Sister Angelique slouched in her chair like a sulking adolescent. In some ways, she still was a sulking adolescent. “Well, Mother Julian, I did vow obedience … so I suppose, if you told me to do it, I wouldn’t have much choice, would I?”
“Oh, cheer up, Sister.” Margery patted Sister Angelique’s hand. “It’s not much to be asked. And it’ll be nice to have some tea with your friends, won’t it?”
“I hope it will be,” answered Mother Julian for Sister Angelique, “for I shall be asking you, Sister Margery, to do the same thing.”
Margery’s eyes widened. “Me?”
“Indeed. You, after all, have the children of … let me see …” Mother Julian counted on her fingers. “The Orkneys — and we may as well count the Gwynedds — the de Ganises, the Wesleyans, and the Towers in your classes. And before the year is out, you’ll have the le Fays and Princess Elise, as well. You shall have plenty of opportunities of your own to exercise some soft power.”
Margery blinked. “I … I suppose I could talk to Dindrane …”
Mother Julian wished she wouldn’t — Dindrane had always been a puzzle to Mother Julian, a locked box full of secrets, and furthermore, she had never understood Margery’s fascination with her. But Dindrane would doubtless have some influence over her brother, and Sir Lamorak would have some influence in the council. It would have to do.
“And what am I to do?” sneered Sister Vyn. “Wipe babies’ bottoms and runny noses, as usual?”
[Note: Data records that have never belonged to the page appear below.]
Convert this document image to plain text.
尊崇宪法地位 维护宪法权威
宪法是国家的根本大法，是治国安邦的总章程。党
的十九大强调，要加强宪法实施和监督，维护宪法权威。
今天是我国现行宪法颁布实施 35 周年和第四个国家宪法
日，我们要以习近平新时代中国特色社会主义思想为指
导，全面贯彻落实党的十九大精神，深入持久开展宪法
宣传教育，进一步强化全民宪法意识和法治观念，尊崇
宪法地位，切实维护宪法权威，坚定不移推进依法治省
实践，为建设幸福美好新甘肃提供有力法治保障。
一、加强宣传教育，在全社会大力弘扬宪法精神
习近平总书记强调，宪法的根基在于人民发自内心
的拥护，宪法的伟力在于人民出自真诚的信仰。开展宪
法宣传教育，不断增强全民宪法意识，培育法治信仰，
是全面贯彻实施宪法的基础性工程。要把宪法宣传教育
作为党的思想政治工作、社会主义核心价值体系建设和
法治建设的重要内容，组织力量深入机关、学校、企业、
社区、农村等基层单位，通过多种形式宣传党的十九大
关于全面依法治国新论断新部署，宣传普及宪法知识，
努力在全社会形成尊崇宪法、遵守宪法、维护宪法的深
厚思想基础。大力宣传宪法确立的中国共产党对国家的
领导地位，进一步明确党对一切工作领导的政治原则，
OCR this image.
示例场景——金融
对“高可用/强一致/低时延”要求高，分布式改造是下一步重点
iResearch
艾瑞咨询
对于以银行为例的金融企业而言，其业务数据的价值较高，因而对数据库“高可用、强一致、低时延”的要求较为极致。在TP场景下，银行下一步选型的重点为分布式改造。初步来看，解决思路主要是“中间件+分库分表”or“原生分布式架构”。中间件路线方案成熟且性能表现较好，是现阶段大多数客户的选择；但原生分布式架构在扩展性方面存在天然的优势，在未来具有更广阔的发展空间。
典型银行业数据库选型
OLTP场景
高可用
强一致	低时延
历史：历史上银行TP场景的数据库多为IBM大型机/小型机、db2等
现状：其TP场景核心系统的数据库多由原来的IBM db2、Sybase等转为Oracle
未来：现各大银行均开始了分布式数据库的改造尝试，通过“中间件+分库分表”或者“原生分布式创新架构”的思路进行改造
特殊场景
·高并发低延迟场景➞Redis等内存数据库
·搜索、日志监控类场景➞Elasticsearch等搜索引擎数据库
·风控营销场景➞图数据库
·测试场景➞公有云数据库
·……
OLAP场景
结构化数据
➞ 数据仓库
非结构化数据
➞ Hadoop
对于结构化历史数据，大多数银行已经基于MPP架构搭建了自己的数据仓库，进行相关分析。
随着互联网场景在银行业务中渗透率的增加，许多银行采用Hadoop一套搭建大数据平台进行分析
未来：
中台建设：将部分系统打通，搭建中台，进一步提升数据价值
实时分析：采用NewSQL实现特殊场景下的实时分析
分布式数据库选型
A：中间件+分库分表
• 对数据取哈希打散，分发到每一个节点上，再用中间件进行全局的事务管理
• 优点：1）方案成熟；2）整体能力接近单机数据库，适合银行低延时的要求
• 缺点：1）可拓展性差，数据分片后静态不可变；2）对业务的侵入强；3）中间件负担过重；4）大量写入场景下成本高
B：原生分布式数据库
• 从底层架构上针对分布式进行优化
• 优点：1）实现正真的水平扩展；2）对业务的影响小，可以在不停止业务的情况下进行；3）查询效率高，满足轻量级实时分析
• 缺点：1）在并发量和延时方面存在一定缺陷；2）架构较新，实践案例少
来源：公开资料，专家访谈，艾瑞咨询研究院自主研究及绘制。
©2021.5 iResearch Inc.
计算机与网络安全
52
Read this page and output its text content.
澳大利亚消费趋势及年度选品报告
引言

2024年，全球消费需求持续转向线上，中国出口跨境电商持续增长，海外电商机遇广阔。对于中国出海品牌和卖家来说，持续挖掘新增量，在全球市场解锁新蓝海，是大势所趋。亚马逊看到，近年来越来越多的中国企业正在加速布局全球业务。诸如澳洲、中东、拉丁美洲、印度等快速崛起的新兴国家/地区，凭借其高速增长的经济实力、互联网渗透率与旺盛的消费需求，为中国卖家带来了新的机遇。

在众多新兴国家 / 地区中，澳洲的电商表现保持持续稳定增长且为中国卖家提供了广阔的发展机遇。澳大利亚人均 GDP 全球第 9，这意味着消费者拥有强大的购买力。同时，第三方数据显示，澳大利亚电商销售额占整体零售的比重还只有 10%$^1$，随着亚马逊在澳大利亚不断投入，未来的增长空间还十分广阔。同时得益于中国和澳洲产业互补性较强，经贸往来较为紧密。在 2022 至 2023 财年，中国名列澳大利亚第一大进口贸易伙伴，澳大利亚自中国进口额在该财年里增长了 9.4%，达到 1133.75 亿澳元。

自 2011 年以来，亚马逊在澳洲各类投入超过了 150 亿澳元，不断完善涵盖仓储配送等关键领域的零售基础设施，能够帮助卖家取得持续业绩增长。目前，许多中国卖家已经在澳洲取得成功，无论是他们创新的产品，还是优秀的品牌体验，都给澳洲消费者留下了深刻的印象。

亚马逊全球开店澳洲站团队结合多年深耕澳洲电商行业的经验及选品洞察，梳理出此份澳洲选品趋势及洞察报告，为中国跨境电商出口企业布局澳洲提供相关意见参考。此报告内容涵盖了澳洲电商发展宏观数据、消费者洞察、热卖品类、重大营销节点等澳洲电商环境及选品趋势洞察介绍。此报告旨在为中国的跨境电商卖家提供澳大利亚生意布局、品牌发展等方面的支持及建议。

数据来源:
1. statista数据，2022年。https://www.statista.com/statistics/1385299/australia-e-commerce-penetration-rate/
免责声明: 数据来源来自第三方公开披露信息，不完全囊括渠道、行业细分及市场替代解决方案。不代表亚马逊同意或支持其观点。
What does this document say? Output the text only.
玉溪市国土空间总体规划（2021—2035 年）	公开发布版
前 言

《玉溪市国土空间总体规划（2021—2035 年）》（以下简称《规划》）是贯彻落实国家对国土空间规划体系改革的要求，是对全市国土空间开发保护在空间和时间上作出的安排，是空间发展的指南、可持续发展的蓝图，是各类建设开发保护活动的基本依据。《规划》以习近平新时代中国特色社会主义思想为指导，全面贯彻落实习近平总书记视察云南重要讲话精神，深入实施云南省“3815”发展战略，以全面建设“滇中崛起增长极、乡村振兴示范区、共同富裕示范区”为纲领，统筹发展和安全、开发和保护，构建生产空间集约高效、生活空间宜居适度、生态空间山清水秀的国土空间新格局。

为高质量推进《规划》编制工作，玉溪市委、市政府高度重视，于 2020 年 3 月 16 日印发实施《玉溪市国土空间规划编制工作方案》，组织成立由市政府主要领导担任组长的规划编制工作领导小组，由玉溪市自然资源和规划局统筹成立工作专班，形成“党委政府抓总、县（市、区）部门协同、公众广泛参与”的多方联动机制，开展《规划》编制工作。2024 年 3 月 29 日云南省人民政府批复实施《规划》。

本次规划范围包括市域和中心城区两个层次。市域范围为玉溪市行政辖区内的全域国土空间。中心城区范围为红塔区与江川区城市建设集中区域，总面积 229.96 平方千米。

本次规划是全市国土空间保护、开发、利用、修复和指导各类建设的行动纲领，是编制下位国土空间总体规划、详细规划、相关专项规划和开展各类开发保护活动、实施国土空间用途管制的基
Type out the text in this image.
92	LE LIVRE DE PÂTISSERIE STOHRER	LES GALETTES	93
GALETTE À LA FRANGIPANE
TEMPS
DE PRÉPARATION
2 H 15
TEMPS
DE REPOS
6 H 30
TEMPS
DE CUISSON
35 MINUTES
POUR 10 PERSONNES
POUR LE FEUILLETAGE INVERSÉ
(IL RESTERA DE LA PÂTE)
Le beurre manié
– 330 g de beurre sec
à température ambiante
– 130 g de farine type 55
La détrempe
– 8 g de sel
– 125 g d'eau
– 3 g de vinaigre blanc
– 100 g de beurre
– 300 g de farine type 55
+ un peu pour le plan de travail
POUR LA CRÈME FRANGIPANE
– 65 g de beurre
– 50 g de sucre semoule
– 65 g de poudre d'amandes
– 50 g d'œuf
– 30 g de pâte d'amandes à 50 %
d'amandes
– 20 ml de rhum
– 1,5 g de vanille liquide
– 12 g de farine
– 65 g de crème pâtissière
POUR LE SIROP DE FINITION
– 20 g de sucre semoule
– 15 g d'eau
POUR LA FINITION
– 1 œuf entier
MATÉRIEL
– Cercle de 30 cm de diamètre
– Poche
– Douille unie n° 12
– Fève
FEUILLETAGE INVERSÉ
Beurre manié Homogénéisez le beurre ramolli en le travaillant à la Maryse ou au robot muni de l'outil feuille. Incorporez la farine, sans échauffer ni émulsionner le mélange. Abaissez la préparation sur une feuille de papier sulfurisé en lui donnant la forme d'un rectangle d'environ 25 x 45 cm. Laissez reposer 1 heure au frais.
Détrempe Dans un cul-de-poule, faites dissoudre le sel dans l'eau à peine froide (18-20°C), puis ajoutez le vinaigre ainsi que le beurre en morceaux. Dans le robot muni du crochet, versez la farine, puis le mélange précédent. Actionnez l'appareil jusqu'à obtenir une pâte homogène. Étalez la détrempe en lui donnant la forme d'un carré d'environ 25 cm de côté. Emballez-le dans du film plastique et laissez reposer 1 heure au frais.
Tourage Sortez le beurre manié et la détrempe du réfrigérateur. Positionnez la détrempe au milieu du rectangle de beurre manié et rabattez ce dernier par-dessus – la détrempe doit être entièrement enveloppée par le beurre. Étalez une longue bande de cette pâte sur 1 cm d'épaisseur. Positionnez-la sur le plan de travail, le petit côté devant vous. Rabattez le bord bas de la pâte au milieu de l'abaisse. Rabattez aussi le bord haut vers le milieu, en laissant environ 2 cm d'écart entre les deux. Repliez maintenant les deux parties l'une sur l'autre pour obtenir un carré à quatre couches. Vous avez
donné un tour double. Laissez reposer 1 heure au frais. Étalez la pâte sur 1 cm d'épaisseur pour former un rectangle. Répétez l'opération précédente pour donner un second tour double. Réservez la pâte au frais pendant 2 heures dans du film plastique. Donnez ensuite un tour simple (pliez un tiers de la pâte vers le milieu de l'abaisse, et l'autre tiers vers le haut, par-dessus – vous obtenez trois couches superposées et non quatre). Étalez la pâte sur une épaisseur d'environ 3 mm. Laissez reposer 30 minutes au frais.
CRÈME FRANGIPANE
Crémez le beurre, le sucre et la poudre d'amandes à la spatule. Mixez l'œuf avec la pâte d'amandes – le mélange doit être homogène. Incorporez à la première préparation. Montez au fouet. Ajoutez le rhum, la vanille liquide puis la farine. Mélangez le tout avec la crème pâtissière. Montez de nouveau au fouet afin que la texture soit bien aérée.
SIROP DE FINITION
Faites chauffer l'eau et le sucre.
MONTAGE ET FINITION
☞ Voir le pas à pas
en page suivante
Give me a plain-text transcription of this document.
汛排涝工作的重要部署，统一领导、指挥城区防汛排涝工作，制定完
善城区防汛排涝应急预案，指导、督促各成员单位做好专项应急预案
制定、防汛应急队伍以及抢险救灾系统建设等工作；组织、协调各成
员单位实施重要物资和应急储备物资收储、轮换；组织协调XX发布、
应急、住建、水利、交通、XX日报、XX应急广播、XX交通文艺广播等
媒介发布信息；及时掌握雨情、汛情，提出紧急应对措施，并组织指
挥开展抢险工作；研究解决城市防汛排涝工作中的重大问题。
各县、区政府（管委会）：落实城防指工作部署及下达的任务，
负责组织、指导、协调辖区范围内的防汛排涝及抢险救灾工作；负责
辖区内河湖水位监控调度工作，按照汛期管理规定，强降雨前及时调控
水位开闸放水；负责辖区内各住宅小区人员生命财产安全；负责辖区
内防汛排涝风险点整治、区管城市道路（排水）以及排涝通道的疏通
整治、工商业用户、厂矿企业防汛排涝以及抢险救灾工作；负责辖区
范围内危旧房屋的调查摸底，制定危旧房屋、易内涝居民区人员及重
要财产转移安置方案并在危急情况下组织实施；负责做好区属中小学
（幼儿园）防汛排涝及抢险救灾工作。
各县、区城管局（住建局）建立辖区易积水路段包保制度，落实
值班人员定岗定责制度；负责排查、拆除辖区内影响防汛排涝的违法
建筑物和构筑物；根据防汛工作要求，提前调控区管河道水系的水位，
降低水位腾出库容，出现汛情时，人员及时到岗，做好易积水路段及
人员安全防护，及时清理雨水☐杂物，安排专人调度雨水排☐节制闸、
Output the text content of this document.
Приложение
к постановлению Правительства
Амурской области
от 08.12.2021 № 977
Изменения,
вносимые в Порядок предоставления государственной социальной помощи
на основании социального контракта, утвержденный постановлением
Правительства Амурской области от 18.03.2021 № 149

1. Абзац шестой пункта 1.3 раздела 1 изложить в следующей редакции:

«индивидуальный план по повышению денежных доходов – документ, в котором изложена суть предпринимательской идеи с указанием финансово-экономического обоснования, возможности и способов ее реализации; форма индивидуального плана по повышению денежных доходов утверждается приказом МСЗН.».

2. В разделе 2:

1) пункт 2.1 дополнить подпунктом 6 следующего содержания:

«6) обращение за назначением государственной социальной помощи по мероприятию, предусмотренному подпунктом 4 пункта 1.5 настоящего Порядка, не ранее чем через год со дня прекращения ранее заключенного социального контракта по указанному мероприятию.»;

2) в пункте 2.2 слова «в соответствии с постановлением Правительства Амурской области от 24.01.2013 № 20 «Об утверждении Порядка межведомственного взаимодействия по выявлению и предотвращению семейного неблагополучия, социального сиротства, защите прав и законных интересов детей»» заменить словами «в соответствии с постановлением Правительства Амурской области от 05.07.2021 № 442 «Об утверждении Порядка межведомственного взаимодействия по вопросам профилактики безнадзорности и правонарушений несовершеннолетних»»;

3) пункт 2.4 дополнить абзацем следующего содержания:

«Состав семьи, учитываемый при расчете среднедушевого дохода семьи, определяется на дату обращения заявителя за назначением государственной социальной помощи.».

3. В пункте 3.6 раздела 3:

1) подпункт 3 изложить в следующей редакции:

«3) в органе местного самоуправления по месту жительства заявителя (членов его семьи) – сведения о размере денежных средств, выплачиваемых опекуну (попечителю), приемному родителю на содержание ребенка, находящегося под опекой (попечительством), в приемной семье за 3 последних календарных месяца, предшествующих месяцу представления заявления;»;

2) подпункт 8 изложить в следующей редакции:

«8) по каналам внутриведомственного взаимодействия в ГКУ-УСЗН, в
It was wrong, but Mother Julian couldn’t help herself. She patted Sister Vyn’s hand and grinned at her. “And you do it so well, dear. And as for me, I shall be using my soft power with the older generation of ladies — Lady Eilwen, Lady Claire, Lady Guinevere, perhaps even the Queen — and we shall see how far that gets us. And then …”
Mother Julian smiled. “We shall see how far soft power can take us — before we are forced to move to hard.”